Ci troviamo infatti in presenza di una clorofilla radicalica privata del proprio elettrone che quindi potrebbe o compensare tale buco rubandolo ad una molecola vicina creando danni o riprendersi l’elettrone appena ceduto annullando di fatto la fotosintesi. Questi stati rendono la clorofilla privata del suo elettrone un forte ossidante. Il buco elettronico viene riempito immediatamente da un residuo di tirosina posto nelle vicinanze: questo sposta la reazione a destra e permette il procedimento del meccanismo.

Ora però bisogna trovare un elettrone per la tirosina: questo viene fornito dall’acqua. Ci pensa il complesso rivolto verso il lume dei tilacoidi di cui scrivevo prima: ogni due elettroni persi vengono scisse due molecole di acqua con liberazione di ossigeno e rilascio di protoni nel lume. Questi protoni cominciano a creare un gradiente protonico, diversa concentrazione di protoni, tra il lume e lo stroma. Il meccanismo con cui tale scissione avvenga non è ancora del tutto chiarito.

Tornando al plastochinone: questa molecola viene ridotta nei due gruppi carbonilici presenti formando plastoidrochinone, servono quindi due elettroni. Questa diffonde verso il complesso citocromo b6f. Esso riceve gli elettroni che verranno destinati a due vie diverse: ciclo Q e plastocianina. Un elettrone riduce parzialmente un altro plastochinone formando un plastosemichinone, l’altro ridurrà la plastocianina, una piccola proteina che diffonderà verso il PSI. Oltretutto quando il citocromo riceve gli elettroni pompa due protoni nel lume aumentando il gradiente protonico.

La plastocianina riduce il PSI e, tramite proteine ferro-zolfo, ridurrà la ferredossina, proteina fortemente riducente. Essa infatti riduce, non sempre e non solo, tramite l’enzima feredossina NADP reduttasi il NADP+ in NADPH. Questo sarà importante nella fase oscura.

Il gradiente protonico generato viene sfruttato da una pompa ATP sintasi di tipo F, come quella nei mitocondri umani, per sintetizzare ATP.  Ogni 14 protoni si formano 3 ATP.

Considerazioni finali

La fotosintesi è quindi un meccanismo molto complesso. Esso, oltre ad avere numerose reazioni di base, presenta anche meccanismi regolatori. Come abbiamo detto infatti i carotenoidi aiutano a dissipare, tramite calore, l’energia in eccesso. Essi possono anche ridurre un eventuale radicale donando un elettrone: infatti la grande presenza di legami coniugati stabilizza tali molecole.

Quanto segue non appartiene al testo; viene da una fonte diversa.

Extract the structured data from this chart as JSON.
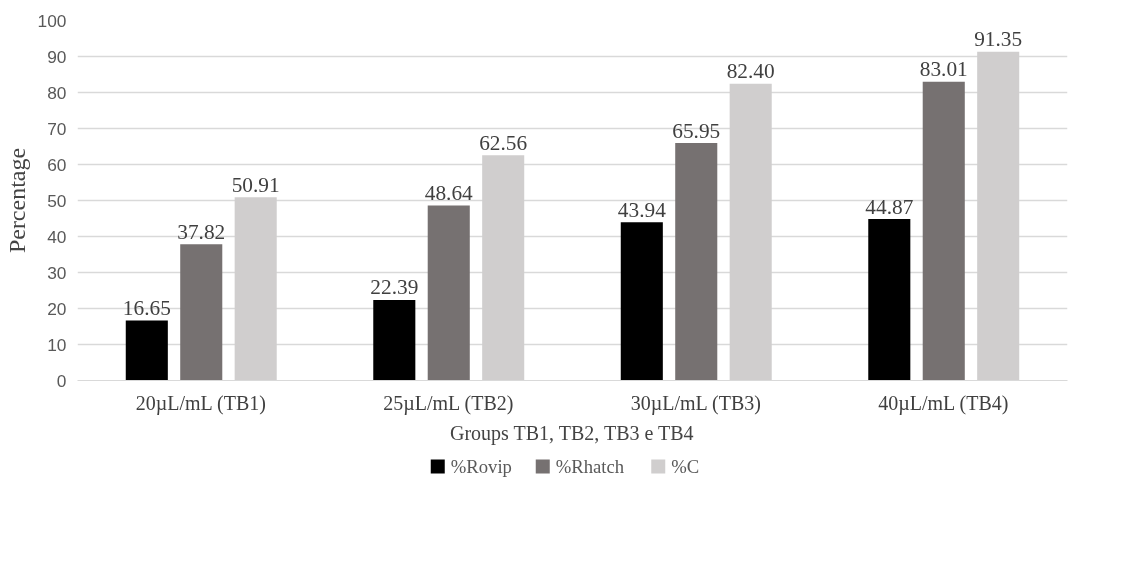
{
  "chart_data": {
    "type": "bar",
    "xlabel": "Groups TB1, TB2, TB3 e TB4",
    "ylabel": "Percentage",
    "categories": [
      "20µL/mL (TB1)",
      "25µL/mL (TB2)",
      "30µL/mL (TB3)",
      "40µL/mL (TB4)"
    ],
    "series": [
      {
        "name": "%Rovip",
        "color": "#000000",
        "values": [
          16.65,
          22.39,
          43.94,
          44.87
        ]
      },
      {
        "name": "%Rhatch",
        "color": "#767171",
        "values": [
          37.82,
          48.64,
          65.95,
          83.01
        ]
      },
      {
        "name": "%C",
        "color": "#d0cece",
        "values": [
          50.91,
          62.56,
          82.4,
          91.35
        ]
      }
    ],
    "value_labels": [
      [
        "16.65",
        "22.39",
        "43.94",
        "44.87"
      ],
      [
        "37.82",
        "48.64",
        "65.95",
        "83.01"
      ],
      [
        "50.91",
        "62.56",
        "82.40",
        "91.35"
      ]
    ],
    "ylim": [
      0,
      100
    ],
    "yticks": [
      0,
      10,
      20,
      30,
      40,
      50,
      60,
      70,
      80,
      90,
      100
    ],
    "grid": "y",
    "legend": "bottom"
  }
}
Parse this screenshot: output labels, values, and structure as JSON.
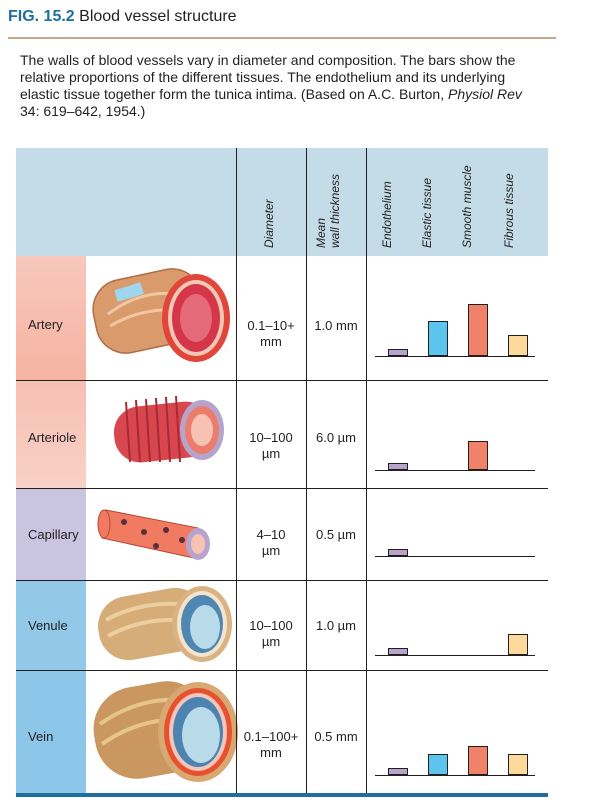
{
  "figure": {
    "label": "FIG. 15.2",
    "title": "Blood vessel structure",
    "caption_part1": "The walls of blood vessels vary in diameter and composition. The bars show the relative proportions of the different tissues. The endothelium and its underlying elastic tissue together form the tunica intima. (Based on A.C. Burton, ",
    "caption_journal": "Physiol Rev",
    "caption_part2": " 34: 619–642, 1954.)"
  },
  "table": {
    "headers": {
      "diameter": "Diameter",
      "wall_line1": "Mean",
      "wall_line2": "wall thickness",
      "endothelium": "Endothelium",
      "elastic": "Elastic tissue",
      "smooth": "Smooth muscle",
      "fibrous": "Fibrous tissue"
    },
    "rows": [
      {
        "name": "Artery",
        "diameter_line1": "0.1–10+",
        "diameter_line2": "mm",
        "wall": "1.0 mm"
      },
      {
        "name": "Arteriole",
        "diameter_line1": "10–100",
        "diameter_line2": "µm",
        "wall": "6.0 µm"
      },
      {
        "name": "Capillary",
        "diameter_line1": "4–10",
        "diameter_line2": "µm",
        "wall": "0.5 µm"
      },
      {
        "name": "Venule",
        "diameter_line1": "10–100",
        "diameter_line2": "µm",
        "wall": "1.0 µm"
      },
      {
        "name": "Vein",
        "diameter_line1": "0.1–100+",
        "diameter_line2": "mm",
        "wall": "0.5 mm"
      }
    ]
  },
  "tissue_proportions": {
    "tissues": [
      "Endothelium",
      "Elastic tissue",
      "Smooth muscle",
      "Fibrous tissue"
    ],
    "colors": {
      "endothelium": "#b7a4cc",
      "elastic": "#5bc5ee",
      "smooth": "#f0826a",
      "fibrous": "#fdd99b"
    },
    "relative_levels": {
      "Artery": [
        0.13,
        0.68,
        1.0,
        0.4
      ],
      "Arteriole": [
        0.13,
        0,
        0.55,
        0
      ],
      "Capillary": [
        0.13,
        0,
        0,
        0
      ],
      "Venule": [
        0.13,
        0,
        0,
        0.4
      ],
      "Vein": [
        0.13,
        0.4,
        0.55,
        0.4
      ]
    }
  },
  "row_colors": [
    "#f6b8a8",
    "#f9ccc0",
    "#c7c3df",
    "#8fc8e8",
    "#8fc8e8"
  ]
}
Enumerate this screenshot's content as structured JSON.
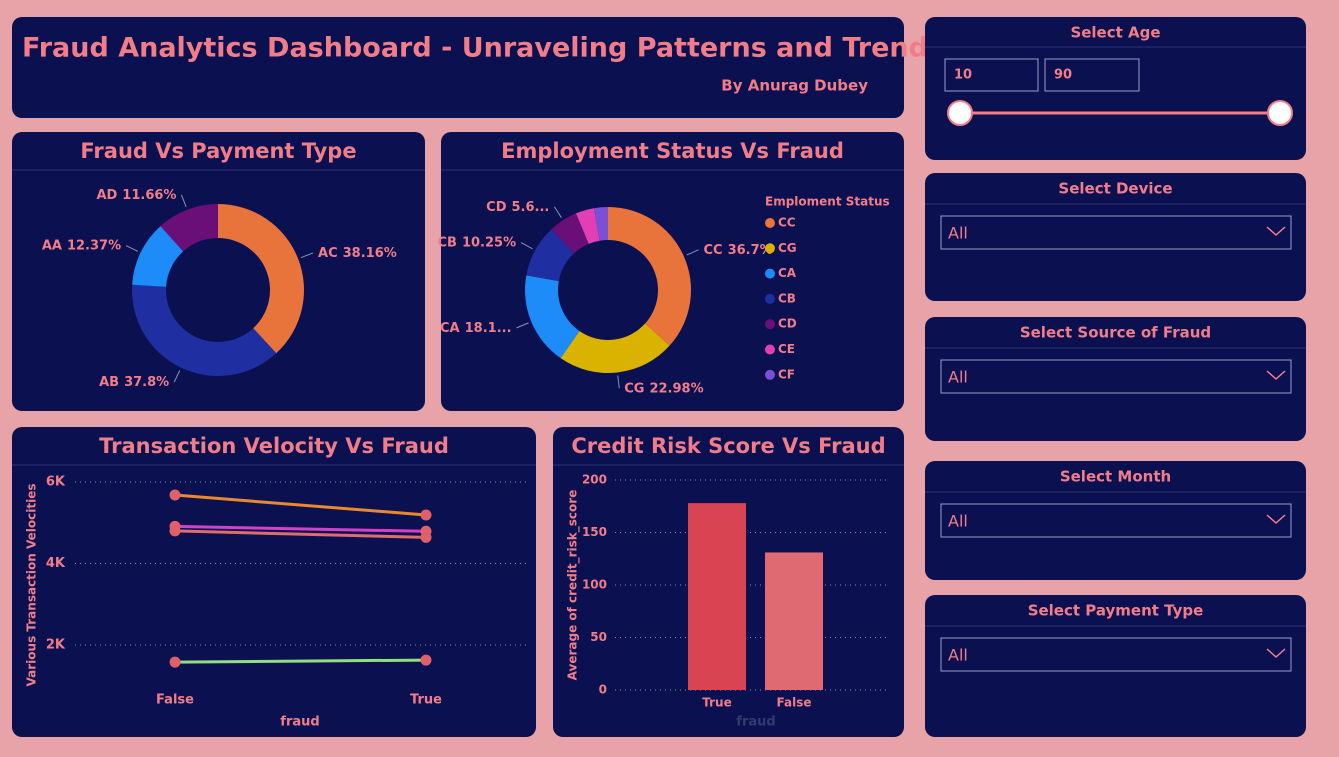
{
  "header": {
    "title": "Fraud Analytics Dashboard - Unraveling Patterns and Trends",
    "byline": "By Anurag Dubey"
  },
  "chart_data": [
    {
      "type": "pie",
      "title": "Fraud Vs Payment Type",
      "categories": [
        "AC",
        "AB",
        "AA",
        "AD"
      ],
      "values": [
        38.16,
        37.8,
        12.37,
        11.66
      ],
      "value_labels": [
        "38.16%",
        "37.8%",
        "12.37%",
        "11.66%"
      ],
      "colors": [
        "#e8743b",
        "#1f2ea0",
        "#1d8cf8",
        "#6b0f78"
      ]
    },
    {
      "type": "pie",
      "title": "Employment Status Vs Fraud",
      "legend_title": "Emploment Status",
      "legend": "right",
      "categories": [
        "CC",
        "CG",
        "CA",
        "CB",
        "CD",
        "CE",
        "CF"
      ],
      "values": [
        36.7,
        22.98,
        18.15,
        10.25,
        5.62,
        3.6,
        2.7
      ],
      "value_labels": [
        "36.7%",
        "22.98%",
        "18.1...",
        "10.25%",
        "5.6...",
        null,
        null
      ],
      "colors": [
        "#e8743b",
        "#d9b300",
        "#1d8cf8",
        "#1f2ea0",
        "#6b0f78",
        "#e23fb4",
        "#7b4fd6"
      ]
    },
    {
      "type": "line",
      "title": "Transaction Velocity Vs Fraud",
      "x_label": "fraud",
      "y_label": "Various Transaction Velocities",
      "categories": [
        "False",
        "True"
      ],
      "ylim": [
        1000,
        6000
      ],
      "yticks": [
        {
          "value": 2000,
          "label": "2K"
        },
        {
          "value": 4000,
          "label": "4K"
        },
        {
          "value": 6000,
          "label": "6K"
        }
      ],
      "grid": true,
      "marker_color": "#e0606a",
      "series": [
        {
          "color": "#e8892f",
          "values": [
            5680,
            5190
          ]
        },
        {
          "color": "#d63fc8",
          "values": [
            4910,
            4790
          ]
        },
        {
          "color": "#e06c6c",
          "values": [
            4800,
            4640
          ]
        },
        {
          "color": "#8fe07a",
          "values": [
            1580,
            1630
          ]
        }
      ]
    },
    {
      "type": "bar",
      "title": "Credit Risk Score Vs Fraud",
      "x_label": "fraud",
      "y_label": "Average of credit_risk_score",
      "categories": [
        "True",
        "False"
      ],
      "values": [
        178,
        131
      ],
      "colors": [
        "#d94452",
        "#e06a72"
      ],
      "ylim": [
        0,
        200
      ],
      "yticks": [
        0,
        50,
        100,
        150,
        200
      ],
      "grid": true
    }
  ],
  "slicers": {
    "age": {
      "title": "Select Age",
      "from": 10,
      "to": 90
    },
    "dropdowns": [
      {
        "title": "Select Device",
        "selection": "All"
      },
      {
        "title": "Select Source of Fraud",
        "selection": "All"
      },
      {
        "title": "Select Month",
        "selection": "All"
      },
      {
        "title": "Select Payment Type",
        "selection": "All"
      }
    ]
  }
}
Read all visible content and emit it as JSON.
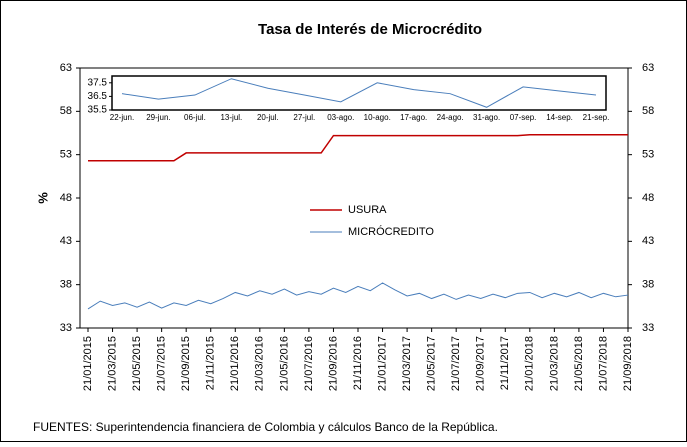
{
  "chart_data": [
    {
      "type": "line",
      "title": "Tasa de Interés de Microcrédito",
      "y_label": "%",
      "categories": [
        "21/01/2015",
        null,
        "21/03/2015",
        null,
        "21/05/2015",
        null,
        "21/07/2015",
        null,
        "21/09/2015",
        null,
        "21/11/2015",
        null,
        "21/01/2016",
        null,
        "21/03/2016",
        null,
        "21/05/2016",
        null,
        "21/07/2016",
        null,
        "21/09/2016",
        null,
        "21/11/2016",
        null,
        "21/01/2017",
        null,
        "21/03/2017",
        null,
        "21/05/2017",
        null,
        "21/07/2017",
        null,
        "21/09/2017",
        null,
        "21/11/2017",
        null,
        "21/01/2018",
        null,
        "21/03/2018",
        null,
        "21/05/2018",
        null,
        "21/07/2018",
        null,
        "21/09/2018"
      ],
      "series": [
        {
          "name": "USURA",
          "color": "#c00000",
          "values": [
            52.3,
            52.3,
            52.3,
            52.3,
            52.3,
            52.3,
            52.3,
            52.3,
            53.2,
            53.2,
            53.2,
            53.2,
            53.2,
            53.2,
            53.2,
            53.2,
            53.2,
            53.2,
            53.2,
            53.2,
            55.2,
            55.2,
            55.2,
            55.2,
            55.2,
            55.2,
            55.2,
            55.2,
            55.2,
            55.2,
            55.2,
            55.2,
            55.2,
            55.2,
            55.2,
            55.2,
            55.3,
            55.3,
            55.3,
            55.3,
            55.3,
            55.3,
            55.3,
            55.3,
            55.3
          ]
        },
        {
          "name": "MICRÓCREDITO",
          "color": "#4a7ebb",
          "values": [
            35.2,
            36.1,
            35.6,
            35.9,
            35.4,
            36.0,
            35.3,
            35.9,
            35.6,
            36.2,
            35.8,
            36.4,
            37.1,
            36.7,
            37.3,
            36.9,
            37.5,
            36.8,
            37.2,
            36.9,
            37.6,
            37.1,
            37.8,
            37.3,
            38.2,
            37.4,
            36.7,
            37.0,
            36.4,
            36.9,
            36.3,
            36.8,
            36.4,
            36.9,
            36.5,
            37.0,
            37.1,
            36.5,
            37.0,
            36.6,
            37.1,
            36.5,
            37.0,
            36.6,
            36.8
          ]
        }
      ],
      "ylim": [
        33,
        63
      ],
      "yticks": [
        33,
        38,
        43,
        48,
        53,
        58,
        63
      ],
      "y2lim": [
        33,
        63
      ],
      "y2ticks": [
        33,
        38,
        43,
        48,
        53,
        58,
        63
      ],
      "legend": "center"
    },
    {
      "type": "line",
      "categories": [
        "22-jun.",
        "29-jun.",
        "06-jul.",
        "13-jul.",
        "20-jul.",
        "27-jul.",
        "03-ago.",
        "10-ago.",
        "17-ago.",
        "24-ago.",
        "31-ago.",
        "07-sep.",
        "14-sep.",
        "21-sep."
      ],
      "series": [
        {
          "color": "#4a7ebb",
          "values": [
            36.7,
            36.3,
            36.6,
            37.8,
            37.1,
            36.6,
            36.1,
            37.5,
            37.0,
            36.7,
            35.7,
            37.2,
            36.9,
            36.6
          ]
        }
      ],
      "ylim": [
        35.5,
        38
      ],
      "yticks": [
        35.5,
        36.5,
        37.5
      ]
    }
  ],
  "footer": "FUENTES: Superintendencia financiera de Colombia y cálculos Banco de la República."
}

I sistemi antenna del PSII sono fondamentali nel caso in cui il PSI, per qualsiasi motivo, lavori “poco”: infatti può venire fosforilato causando un cambiamento conformazionale che lo fa muovere fino al PSI favorendo eventuali “riparazioni”. Se il problema dovesse essere presente nel PSII la ferredossina, invece che ridurre il NADP+, torna indietro e riduce direttamente il plastochinone.

Conoscere a fondo la fotosintesi ci porterà alla creazione di colture estremamente efficienti e a nuove prospettive energetiche.